Something strange happened with Target (TGT -1.09%) stock on Tuesday.

Shares opened in positive territory after the retailer delivered another blowout earnings report. In the fourth quarter of fiscal 2020 (which ended Jan. 30, 2021), comparable sales jumped 20.5%, with strong growth in both stores and the digital channel. Revenue was up 21.1% to $28.3 billion, beating estimates of $27.5 billion, while adjusted earnings per share improved from $1.69 to $2.67, also topping the consensus of $2.54.

The retailer declined to give guidance, citing ongoing uncertainty around consumer spending patterns during the pandemic. This may have disappointed some investors, but the stock quickly rose to a 4% gain.

However, shares plunged after the company announced later Tuesday morning at its Investor Day conference that it would invest $4 billion annually in the business over the coming years -- a notable uptick from capital expenditures of just $2.6 billion in 2020 and $3 billion in 2019. The market panned the news, and the stock ended the day down 6.8%.

A toy department at Target

Image source: Target.

Deja vu all over again

Veteran Target investors will remember a similar announcement four years ago. Back then, Target was struggling, losing market share to more nimble retailers and getting dusted by Amazon. The company announced a plan to invest $7 billion in the business over the next three years, and the stock promptly fell 12%. Those investments would include raising starting wages, expanding its small-format concept, remodeling stores, acquiring the same-day delivery service Shipt, and adding Drive Up and Order Pickup capabilities.

Those investments laid the foundation of the company's turnaround over the last few years, and helped drive the stock up nearly 300%.

This time around, Target is coming from a position of strength. The company just capped off a year in which it added $15 billion in revenue, more than it had in the previous 11 years combined. And it grabbed $9 billion of market share, strengthening its competitive advantages against department stores like Kohl's and mall-based chains like Gap.

Investing in the business now is a smart move, as it will help the company maintain its momentum and add to those market-share gains. Management said it plans to spend $4 billion in capital expenditures annually over the next few years to support remodels, new stores, and supply-chain improvements that will add capacity and modernize its network.

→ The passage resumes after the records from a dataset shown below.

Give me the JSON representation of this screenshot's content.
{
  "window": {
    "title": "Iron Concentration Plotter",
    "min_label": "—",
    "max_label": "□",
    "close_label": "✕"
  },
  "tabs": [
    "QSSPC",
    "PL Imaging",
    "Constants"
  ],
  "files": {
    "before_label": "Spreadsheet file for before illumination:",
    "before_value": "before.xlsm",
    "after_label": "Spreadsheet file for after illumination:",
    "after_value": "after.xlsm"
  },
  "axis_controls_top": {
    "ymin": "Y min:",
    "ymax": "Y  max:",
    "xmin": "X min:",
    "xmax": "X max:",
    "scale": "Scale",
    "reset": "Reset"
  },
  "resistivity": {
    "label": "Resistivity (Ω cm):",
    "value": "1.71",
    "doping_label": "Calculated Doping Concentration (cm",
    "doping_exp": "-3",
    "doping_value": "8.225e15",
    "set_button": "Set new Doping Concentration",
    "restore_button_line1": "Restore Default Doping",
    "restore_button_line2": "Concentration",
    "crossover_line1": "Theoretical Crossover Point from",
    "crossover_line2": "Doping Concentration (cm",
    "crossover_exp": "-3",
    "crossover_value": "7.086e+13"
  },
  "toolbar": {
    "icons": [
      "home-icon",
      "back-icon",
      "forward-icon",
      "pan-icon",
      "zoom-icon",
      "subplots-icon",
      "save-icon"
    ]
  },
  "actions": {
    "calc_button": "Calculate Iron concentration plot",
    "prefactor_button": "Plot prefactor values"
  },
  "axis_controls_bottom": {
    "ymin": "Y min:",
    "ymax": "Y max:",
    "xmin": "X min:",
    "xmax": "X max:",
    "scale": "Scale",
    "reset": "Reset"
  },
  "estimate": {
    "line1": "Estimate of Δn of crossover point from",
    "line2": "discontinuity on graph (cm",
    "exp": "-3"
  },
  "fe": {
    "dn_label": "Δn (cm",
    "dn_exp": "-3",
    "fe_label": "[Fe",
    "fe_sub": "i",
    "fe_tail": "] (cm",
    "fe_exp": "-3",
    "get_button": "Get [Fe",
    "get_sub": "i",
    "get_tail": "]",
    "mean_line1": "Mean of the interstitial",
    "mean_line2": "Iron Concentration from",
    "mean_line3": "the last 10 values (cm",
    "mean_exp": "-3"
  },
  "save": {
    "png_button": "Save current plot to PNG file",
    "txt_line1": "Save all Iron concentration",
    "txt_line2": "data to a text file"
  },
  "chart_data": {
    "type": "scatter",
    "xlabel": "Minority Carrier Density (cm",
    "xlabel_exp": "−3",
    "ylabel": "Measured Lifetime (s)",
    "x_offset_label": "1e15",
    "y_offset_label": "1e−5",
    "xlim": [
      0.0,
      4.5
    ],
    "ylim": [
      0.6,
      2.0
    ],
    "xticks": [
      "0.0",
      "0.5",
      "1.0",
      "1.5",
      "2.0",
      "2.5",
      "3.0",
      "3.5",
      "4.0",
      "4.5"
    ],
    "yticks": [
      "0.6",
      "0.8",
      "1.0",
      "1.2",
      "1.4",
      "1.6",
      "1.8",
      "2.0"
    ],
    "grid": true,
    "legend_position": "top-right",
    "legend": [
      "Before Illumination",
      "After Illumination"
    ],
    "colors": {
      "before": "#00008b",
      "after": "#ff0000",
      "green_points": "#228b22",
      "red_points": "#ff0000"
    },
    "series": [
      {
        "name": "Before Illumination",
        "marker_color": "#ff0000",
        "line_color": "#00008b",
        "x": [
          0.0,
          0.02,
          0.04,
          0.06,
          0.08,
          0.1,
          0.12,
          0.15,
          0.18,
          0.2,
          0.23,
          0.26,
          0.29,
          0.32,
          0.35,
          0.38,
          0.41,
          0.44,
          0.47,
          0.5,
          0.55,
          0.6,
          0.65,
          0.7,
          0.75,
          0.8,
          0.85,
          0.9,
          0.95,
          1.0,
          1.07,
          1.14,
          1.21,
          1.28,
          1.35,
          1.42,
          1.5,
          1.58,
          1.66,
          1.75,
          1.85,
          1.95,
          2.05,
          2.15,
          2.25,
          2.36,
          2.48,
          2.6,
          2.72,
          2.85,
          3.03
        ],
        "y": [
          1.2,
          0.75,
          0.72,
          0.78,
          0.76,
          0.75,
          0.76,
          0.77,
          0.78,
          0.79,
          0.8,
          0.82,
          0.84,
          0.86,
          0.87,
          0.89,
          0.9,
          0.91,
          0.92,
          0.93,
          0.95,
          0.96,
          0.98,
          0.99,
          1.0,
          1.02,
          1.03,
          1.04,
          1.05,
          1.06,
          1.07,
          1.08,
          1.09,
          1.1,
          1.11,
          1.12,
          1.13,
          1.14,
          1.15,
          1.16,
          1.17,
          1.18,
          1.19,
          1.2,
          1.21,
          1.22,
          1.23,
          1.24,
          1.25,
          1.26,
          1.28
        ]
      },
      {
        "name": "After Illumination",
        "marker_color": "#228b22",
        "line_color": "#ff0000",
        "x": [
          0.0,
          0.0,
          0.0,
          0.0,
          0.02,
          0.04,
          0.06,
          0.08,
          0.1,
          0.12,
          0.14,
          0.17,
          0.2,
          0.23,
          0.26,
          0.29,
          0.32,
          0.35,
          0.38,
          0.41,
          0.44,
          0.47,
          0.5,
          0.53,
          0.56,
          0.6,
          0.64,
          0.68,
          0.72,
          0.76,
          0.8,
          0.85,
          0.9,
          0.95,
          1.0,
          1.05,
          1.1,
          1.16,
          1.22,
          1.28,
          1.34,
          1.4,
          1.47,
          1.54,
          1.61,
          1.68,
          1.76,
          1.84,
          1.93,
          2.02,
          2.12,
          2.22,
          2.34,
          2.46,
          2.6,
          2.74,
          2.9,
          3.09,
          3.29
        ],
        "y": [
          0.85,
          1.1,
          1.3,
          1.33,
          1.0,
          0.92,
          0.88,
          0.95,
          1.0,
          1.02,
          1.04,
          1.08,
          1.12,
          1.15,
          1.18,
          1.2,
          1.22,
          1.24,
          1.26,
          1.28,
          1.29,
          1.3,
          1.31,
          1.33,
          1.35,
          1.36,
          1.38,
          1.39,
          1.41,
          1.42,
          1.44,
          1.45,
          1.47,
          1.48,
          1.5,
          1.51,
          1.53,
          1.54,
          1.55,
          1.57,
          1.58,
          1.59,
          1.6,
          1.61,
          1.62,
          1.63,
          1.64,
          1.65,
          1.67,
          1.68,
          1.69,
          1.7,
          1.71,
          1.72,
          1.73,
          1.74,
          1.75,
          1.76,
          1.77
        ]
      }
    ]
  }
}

After the recent surge in sales, it makes sense for Target to invest in new stores and capacity expansion to support its next stage of growth. For investors to punish the company for doing that is misguided.

Still a bargain

After the sell-off, Target stock again looks like a bargain. Shares are trading at a price-to-earnings ratio of just 23.1, compared to the S&P 500's valuation of nearly 40. Analysts, skeptical that the company can tack on another year of growth following last year's blowout performance, are calling for a modest decline in sales and earnings per share. It won't be easy for Target to deliver another year of growth, but the company is off to a good start . Comps will become harder from this point forward, but the company should get another tailwind if the $1.9 trillion stimulus package passes Congress, which includes $1,400 direct payments for most Americans.

Beyond that, the reopening should help Target in categories like apparel that generally underperformed during the pandemic, but comparisons with 2020 are only a distraction over the long term. The retailer looks as strong as ever. And it's well-positioned for long-term growth as it adds 30 to 40 new small-format stores a year, expands its store fulfillment capacity, and makes key growth investments in other areas.

With much of its brick-and-mortar competition in tatters coming out of the pandemic, Target is poised to capture more market share in 2021. The stock continues to look like a winner.